In 1996 the band released its debut album Freedom, which was shortlisted for Best Aboriginal Recording at the Juno Awards of 1997. Falling Down followed in 1999; in addition to its Juno Award win, the album won a Prairie Music Award and an Aboriginal Music Award. The following year, Falling Down was reissued in the United States with the alternate title Windfall.

Knight released the album Standing Strong in 2002 as a solo artist, although he still toured under the band name. Guest musicians on the album included Brandon Friesen, Lucie Idlout, Derek Miller and Paul Carrack. The album was again a Juno nominee for Aboriginal Recording at the Juno Awards of 2003, and Knight won Songwriter of the Year for "Cochise Was a Warrior" at the Aboriginal Music Awards. In 2004, his music video for "Love Fades Away" won the award for Best Music Video at the American Indian Film Festival.

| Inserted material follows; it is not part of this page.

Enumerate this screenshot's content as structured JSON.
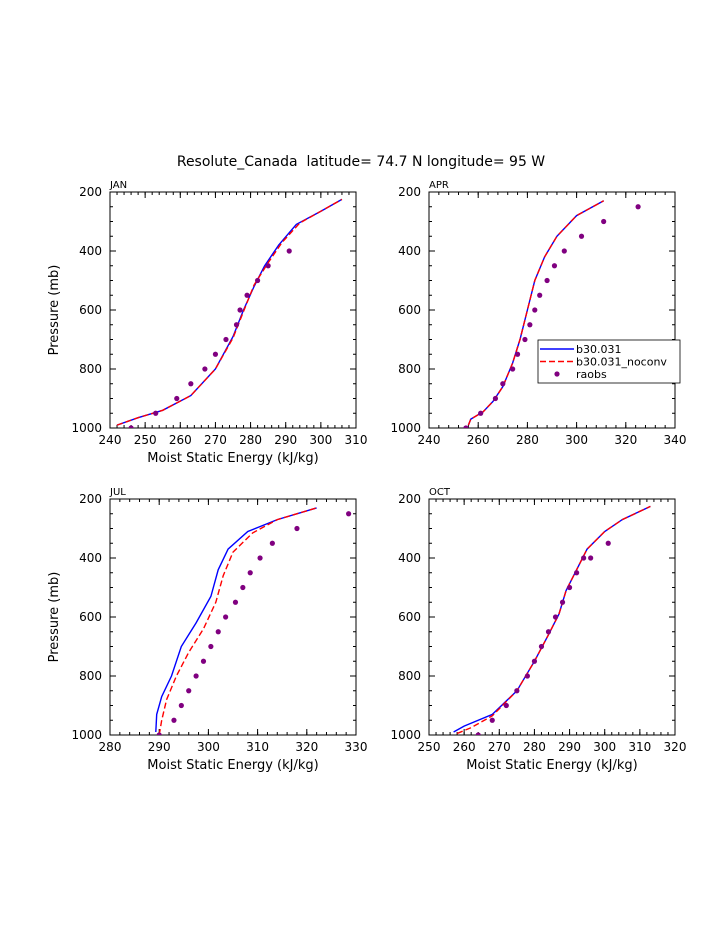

With his band now consisting of his sons Lancelot and Daniel, a new album was in the planning stages in 2004. The album did not materialize, although Knight continued to perform selected festival tour dates in Western Canada.

In 2013, he released "Idle No More (Tomahawk)", a song inspired by the Idle No More activist movement which was his first new release since Standing Strong. He followed up in 2015 with the single "Indian Girl".